Ermeni Sorunu ve İslamafobi’nin katkısı
Son yıllarda artan İslamafobi’nin etkisi hemen hemen Avrupa’nın birçok ülkesinde hissedilmektedir. Müslüman düşmanlığı, giderek artmakta ve bu ülkelerde maddi manevi baskı, ağır şekilde dayatılmaktadır. Buna bir de bugünlerde revaçta olan Ermeni Sorunu da eklenince, Türk Dış Politikasının ne kadar zor bir duruma düştüğü ortadadır.
Suriye’nin süren iç savaşı, Arap Baharının devam eden etkileri ve son olarak Yemen Sorunu göz önüne alınırsa, İslam dünyasında birlik aramak cidden zor olacak.

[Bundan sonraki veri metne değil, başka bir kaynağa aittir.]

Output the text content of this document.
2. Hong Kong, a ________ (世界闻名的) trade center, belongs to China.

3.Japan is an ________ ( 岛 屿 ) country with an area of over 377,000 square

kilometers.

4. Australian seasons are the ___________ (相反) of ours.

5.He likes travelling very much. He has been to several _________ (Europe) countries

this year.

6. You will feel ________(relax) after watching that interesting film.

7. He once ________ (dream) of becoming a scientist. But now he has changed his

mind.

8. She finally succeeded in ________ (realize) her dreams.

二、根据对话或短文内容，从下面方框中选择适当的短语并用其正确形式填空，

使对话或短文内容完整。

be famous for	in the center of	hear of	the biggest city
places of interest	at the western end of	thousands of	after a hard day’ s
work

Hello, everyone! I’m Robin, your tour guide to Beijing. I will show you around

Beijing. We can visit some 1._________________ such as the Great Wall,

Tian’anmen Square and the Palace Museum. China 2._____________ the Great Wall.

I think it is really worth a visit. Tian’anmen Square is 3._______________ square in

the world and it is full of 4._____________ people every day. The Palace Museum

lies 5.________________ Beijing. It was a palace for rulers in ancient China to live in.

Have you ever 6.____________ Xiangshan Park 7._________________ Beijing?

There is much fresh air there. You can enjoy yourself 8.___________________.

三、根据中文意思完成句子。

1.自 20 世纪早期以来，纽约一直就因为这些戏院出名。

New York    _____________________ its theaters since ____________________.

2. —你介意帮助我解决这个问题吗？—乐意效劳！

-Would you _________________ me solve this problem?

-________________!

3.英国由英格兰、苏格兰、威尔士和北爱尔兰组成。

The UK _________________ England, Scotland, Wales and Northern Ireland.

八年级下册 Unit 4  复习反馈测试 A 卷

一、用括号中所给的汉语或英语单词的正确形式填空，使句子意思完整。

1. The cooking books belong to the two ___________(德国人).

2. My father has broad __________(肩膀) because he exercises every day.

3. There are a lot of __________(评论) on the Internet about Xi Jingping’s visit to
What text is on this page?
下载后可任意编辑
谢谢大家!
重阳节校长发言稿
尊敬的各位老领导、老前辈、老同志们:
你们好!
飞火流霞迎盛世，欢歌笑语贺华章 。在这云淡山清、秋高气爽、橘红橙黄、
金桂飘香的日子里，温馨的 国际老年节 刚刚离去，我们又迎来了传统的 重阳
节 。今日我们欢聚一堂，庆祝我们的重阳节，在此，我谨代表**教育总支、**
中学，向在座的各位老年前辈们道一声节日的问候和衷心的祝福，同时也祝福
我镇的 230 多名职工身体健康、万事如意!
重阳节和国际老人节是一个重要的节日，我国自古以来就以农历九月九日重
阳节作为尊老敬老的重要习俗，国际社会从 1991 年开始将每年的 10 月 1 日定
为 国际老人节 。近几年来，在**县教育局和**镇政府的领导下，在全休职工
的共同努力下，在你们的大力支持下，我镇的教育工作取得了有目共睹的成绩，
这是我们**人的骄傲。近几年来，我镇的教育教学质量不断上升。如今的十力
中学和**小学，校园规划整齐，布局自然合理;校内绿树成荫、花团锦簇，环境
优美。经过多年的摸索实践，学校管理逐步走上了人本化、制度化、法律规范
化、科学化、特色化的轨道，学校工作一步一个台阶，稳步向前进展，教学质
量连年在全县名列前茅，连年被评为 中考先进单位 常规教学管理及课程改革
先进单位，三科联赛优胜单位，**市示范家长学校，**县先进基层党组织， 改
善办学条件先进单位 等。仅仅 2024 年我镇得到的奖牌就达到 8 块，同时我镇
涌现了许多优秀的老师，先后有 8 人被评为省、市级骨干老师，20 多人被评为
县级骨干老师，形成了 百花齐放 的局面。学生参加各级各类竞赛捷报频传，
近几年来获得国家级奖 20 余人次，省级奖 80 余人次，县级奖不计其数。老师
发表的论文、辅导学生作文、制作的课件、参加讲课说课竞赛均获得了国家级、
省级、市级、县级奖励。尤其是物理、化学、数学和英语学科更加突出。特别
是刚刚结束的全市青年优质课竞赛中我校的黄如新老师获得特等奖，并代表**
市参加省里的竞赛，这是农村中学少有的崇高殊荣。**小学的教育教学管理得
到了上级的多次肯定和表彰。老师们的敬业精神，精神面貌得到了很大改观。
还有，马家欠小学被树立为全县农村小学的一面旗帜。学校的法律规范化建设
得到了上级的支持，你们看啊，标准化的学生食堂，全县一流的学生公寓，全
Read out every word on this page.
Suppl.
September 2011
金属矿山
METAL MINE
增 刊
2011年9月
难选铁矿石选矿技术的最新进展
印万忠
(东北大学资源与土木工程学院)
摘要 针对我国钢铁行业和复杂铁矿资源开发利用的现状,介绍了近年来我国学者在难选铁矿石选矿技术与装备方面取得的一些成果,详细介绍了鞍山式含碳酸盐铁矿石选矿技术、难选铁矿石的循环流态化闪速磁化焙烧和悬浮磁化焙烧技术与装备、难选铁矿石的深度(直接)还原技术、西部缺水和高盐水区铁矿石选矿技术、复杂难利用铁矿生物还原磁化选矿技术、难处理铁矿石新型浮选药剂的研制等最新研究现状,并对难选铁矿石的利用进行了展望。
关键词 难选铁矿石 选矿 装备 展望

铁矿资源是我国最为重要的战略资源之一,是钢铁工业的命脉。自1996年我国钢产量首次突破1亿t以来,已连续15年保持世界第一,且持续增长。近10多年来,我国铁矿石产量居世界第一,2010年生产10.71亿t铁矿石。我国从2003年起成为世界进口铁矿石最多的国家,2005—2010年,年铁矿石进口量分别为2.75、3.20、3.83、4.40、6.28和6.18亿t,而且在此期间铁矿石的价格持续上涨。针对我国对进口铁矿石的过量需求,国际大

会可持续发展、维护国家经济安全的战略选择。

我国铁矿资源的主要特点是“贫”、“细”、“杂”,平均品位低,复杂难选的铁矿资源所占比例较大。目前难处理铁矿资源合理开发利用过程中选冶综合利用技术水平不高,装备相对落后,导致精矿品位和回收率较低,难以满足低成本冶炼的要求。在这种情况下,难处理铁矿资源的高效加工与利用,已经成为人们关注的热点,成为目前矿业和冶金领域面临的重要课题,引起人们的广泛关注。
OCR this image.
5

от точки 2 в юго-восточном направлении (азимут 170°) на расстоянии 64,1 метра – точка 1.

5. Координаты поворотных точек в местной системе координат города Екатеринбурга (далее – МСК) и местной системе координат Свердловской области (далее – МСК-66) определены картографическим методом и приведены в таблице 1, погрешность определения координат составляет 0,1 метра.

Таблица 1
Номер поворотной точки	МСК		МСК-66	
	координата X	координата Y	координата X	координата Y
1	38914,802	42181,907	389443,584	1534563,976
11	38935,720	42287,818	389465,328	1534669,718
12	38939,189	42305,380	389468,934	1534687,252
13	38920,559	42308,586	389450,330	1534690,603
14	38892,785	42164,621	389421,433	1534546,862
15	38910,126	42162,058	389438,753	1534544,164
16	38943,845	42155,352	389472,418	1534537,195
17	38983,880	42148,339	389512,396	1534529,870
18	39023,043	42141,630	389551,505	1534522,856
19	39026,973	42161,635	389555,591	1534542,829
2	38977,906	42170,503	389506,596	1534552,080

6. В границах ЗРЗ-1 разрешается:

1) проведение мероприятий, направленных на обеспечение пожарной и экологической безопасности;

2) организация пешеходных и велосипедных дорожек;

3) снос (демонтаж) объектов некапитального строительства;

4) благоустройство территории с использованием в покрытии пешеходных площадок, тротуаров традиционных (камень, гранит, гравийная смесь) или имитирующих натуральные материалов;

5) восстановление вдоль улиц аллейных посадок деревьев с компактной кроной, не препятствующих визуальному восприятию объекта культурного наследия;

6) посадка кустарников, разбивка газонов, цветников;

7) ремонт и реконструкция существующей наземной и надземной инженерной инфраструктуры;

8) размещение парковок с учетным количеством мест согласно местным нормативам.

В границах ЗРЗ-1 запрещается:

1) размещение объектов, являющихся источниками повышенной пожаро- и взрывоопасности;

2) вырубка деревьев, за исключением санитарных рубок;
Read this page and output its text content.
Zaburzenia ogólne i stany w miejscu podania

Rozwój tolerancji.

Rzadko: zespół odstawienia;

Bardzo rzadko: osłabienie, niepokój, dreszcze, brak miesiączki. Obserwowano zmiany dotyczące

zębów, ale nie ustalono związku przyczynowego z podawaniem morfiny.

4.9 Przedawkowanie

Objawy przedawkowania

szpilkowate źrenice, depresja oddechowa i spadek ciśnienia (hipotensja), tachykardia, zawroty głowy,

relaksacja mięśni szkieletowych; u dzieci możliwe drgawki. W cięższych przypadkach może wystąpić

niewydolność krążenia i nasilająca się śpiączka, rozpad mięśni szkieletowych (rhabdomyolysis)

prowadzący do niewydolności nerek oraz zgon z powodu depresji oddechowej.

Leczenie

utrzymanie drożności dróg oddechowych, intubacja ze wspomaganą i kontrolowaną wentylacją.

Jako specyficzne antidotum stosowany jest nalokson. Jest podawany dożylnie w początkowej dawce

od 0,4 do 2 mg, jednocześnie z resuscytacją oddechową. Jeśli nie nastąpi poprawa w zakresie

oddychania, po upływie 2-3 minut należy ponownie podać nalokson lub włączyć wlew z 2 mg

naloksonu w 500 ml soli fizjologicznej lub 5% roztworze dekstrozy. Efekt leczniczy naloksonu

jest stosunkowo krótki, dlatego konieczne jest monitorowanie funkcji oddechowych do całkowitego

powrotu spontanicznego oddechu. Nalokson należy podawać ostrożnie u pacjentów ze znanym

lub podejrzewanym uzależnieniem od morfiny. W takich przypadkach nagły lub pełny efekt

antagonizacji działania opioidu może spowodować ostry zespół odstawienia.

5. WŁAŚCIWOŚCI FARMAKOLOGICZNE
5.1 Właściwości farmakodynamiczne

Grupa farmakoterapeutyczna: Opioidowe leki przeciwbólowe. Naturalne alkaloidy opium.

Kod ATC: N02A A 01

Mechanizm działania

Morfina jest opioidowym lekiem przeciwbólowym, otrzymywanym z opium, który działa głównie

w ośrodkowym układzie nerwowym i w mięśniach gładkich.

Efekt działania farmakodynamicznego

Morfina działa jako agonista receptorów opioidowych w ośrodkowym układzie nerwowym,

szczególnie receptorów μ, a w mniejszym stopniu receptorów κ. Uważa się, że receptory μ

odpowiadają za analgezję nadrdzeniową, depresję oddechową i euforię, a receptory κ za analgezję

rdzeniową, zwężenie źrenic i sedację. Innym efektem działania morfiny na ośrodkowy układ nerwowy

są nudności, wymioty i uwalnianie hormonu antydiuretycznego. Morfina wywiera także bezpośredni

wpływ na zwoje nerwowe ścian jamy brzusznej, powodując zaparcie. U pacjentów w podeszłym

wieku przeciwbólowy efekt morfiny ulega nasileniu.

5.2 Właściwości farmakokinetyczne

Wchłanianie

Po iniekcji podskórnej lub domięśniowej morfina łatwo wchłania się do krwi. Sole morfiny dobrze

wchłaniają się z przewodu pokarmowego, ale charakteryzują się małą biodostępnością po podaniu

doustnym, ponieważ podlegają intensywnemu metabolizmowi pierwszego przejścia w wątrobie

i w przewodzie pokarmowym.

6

Bunun temel sebebi gittikçe artan “Mezhep Savaşları”dır. Bunun ilk örneğini gördüğümüz Irak’ta halen devam etmektedir. Ve yara adeta solucan tüneli gibi tüm Arap ve İslam coğrafyasına yayılmaktadır. Bu yaranın tedavisi olmadan artan şiddet eylemlerinin etkisi tükenmeyecektir.
Türkiye soruna değil çözüme taraf olmalıdır!
Türkiye bu genişleyen soruna çözüm bulmalı, tüm kavga eden kardeşleri barıştırmalıdır. Taraf olmayı bırakmalıdır. Çünkü sorunlara taraf olan her devletin kaderi o sorunlara ortak olmaktır. Bilmeliyiz ki; kaybedilmiş zamanın dışında hiçbir şey için geç kalınmamıştır. İslamafobi’nin ilk destekçileri şiddet olayların merkezinde yer alan El Kaide, DEAŞ ve Boko Haram gibi terör örgütleridir. Türkiye, yumuşatıcı imajıyla birlikte Yakındoğu ülkeleri ile masaya oturmalıdır. Gerçek ve somut çözüm önerileriyle Libya’dan Yemen’e süregelen kıyımın önüne geçmelidir.
Suriye ve Mısır örneğinde de gördüğümüz gibi Türkiye’nin atmış olduğu adımlar faydadan çok zarar getirmiştir. Bir devletin iç politikasına karışmak kesinlikle yanlış bir tavırdır. Bu noktada ılımlı tavrımızı bırakıp sert demeçler ile iki ülkenin arasını açmanın bölgeye hiçbir katkısı olmamaktadır.
Türkiye, Suriye sorunun çözümü için öncelikle ABD, Rusya, Suudi Arabistan ve İran’ın bulunduğu bir çözüm anlaşması yapmalıdır. Bu anlaşma ile saldırgan örgütlere olan destek son bulmalıdır. Suriye’nin toprak bütünlüğü korunmalıdır. Suriye’deki muhalif örgütlerin ve Esad’ın ateşkes yapmasına zorlanmalıdır. Çözüm değil kıyım isteyen Deaş için ittifaklı operasyonlar düzenlenmelidir.
Yakındoğu Coğrafyasındaki kan durmadan, İslamafobi hezimetimiz son bulmayacaktır. Bu ideolojinin bize olan en büyük zararlarından; dışlanma ve soykırımcı kalıplarına dayatılma kesinlikle devam edecektir. Ülke olarak bu sorunlar için etkili çözümler bulmalıyız. Tüm dünyanın barışına katkı yapmalıyız. Ancak bu şekilde değişen imajımızı düzeltebiliriz. İmajımız düzelmeden, Batı Coğrafyasında görmek istediğimiz; olumlu bakış açısını bulamayacağız.
Ermeni Sorunun bu kadar büyümesinin temelinde, başarılı bir propaganda yatmaktadır. Türkiye tüm kaynaklarını kullanarak karşı-propaganda yapmalıdır. Sadece kendi içimizde değil tüm dünyaya dertlerimizi anlatmalıyız. Dış ülkelerdeki bütün meclislere lobicilik yapılmalı ve soykırımcı değil barışı savunan ülke konumuna yerleşmeliyiz.
Hocalı Soykırımını, Ermeni Mezalimini anlatıp Ermenilerin (Tanıma, Tazminat, Toprak) şeklindeki politikasına “Azerbaycanlılardan Özür Dile, Suçluları Yargıla, İşgale son ver!” şeklinde kalıplar kullanarak atağa geçmeliyiz.
Bunun önemini idrak etmediğimiz sürece kaybetmeye ve dışlanmaya mahkumuz.